Dark recovery of the Chl a fluorescence transient (OJIP) after light adaptation: The qT-component of non-photochemical quenching is related to an activated photosystem I acceptor side
Bioenergetics Laboratory, University of Geneva, Chemin des Embrouchis 10, CH-1254 Jussy, Geneva, Switzerland
Abstract:
The dark recovery kinetics of the Chl a fluorescence transient (OJIP) after 15 min light adaptation were studied and interpreted with the help of simultaneously measured 820 nm transmission. The kinetics of the changes in the shape of the OJIP transient were related to the kinetics of the qE and qT components of non-photochemical quenching. The dark-relaxation of the qE coincided with a general increase of the fluorescence yield. Light adaptation caused the disappearance of the IP-phase (20-200 ms) of the OJIP-transient.

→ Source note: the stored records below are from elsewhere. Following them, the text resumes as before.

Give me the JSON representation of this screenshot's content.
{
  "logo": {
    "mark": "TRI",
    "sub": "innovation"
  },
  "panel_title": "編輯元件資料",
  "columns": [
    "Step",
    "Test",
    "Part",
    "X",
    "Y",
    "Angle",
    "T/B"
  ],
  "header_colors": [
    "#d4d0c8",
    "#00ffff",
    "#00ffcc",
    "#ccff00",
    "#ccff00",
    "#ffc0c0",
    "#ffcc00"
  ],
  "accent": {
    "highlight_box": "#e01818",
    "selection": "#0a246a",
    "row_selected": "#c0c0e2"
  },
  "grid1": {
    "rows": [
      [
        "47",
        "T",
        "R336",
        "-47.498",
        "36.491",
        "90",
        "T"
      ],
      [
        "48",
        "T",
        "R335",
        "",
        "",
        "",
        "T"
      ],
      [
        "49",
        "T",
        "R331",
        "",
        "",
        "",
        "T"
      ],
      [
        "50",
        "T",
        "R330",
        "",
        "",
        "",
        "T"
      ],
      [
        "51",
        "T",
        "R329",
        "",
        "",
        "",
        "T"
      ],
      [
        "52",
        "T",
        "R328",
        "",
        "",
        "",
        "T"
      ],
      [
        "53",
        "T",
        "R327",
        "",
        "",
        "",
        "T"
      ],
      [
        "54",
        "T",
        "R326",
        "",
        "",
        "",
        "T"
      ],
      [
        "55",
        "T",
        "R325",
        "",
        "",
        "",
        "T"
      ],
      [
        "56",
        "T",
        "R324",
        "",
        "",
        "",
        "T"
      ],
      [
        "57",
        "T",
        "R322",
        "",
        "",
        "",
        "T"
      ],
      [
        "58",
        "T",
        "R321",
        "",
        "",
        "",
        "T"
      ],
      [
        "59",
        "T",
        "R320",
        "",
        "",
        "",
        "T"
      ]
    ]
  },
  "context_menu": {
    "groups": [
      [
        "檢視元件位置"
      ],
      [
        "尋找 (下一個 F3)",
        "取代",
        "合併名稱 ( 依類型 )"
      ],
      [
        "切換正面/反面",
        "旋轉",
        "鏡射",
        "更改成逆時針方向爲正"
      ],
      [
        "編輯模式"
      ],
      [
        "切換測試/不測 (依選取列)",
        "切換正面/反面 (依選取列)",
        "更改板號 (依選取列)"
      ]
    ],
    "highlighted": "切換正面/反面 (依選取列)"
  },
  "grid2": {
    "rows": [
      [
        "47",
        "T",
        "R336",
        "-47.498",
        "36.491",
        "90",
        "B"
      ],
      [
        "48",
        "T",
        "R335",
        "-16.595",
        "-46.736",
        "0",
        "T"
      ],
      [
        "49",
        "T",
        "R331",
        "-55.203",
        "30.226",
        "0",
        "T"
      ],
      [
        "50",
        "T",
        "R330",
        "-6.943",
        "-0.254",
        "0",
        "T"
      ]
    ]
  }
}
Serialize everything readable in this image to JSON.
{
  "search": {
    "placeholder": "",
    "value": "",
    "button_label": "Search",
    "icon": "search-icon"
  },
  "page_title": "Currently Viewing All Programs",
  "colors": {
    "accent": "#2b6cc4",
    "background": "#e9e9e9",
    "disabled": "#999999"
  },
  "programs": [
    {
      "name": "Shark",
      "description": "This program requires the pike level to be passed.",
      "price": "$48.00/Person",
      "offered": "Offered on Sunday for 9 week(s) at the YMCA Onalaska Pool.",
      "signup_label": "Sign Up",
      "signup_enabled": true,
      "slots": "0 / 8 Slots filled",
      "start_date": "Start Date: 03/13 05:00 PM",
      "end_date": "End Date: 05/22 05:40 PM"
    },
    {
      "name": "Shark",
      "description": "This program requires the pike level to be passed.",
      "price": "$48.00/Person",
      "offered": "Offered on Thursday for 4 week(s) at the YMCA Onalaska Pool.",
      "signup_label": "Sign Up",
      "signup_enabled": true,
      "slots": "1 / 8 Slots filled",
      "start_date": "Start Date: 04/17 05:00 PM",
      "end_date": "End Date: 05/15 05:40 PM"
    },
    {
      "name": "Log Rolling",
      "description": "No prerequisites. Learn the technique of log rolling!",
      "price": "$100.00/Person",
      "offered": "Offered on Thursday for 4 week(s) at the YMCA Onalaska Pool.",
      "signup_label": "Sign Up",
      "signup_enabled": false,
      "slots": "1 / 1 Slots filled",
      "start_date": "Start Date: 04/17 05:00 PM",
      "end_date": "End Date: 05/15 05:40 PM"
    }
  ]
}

The qT correlated with the recovery of the IP-phase and with a recovery of the re-reduction of P700+ and oxidized plastocyanin in the 20-200 ms time-range as derived from 820 nm transmission measurements. On the basis of these observations, the qT is interpreted to represent the inactivation kinetics of ferredoxin-NADP+-reductase (FNR). The activation state of FNR affects the fluorescence yield via its effect on the electron flow. The qT therefore represents a form of photochemical quenching. Increasing the light intensity of the probe pulse from 1800 to 15000 μmol photons m−2 s−1 did not qualitatively change the results. The presented observations imply that in light-adapted leaves, it is not possible to ‘close’ all reaction centers with a strong light pulse. This supports the hypothesis that in addition to QA a second modulator of the fluorescence yield located on the acceptor side of photosystem II (e.g., the occupancy of the QB-site) is needed to explain these results. Besides, some of our results indicate that in pea leaves state 2 to 1 transitions may contribute to the qI-phase.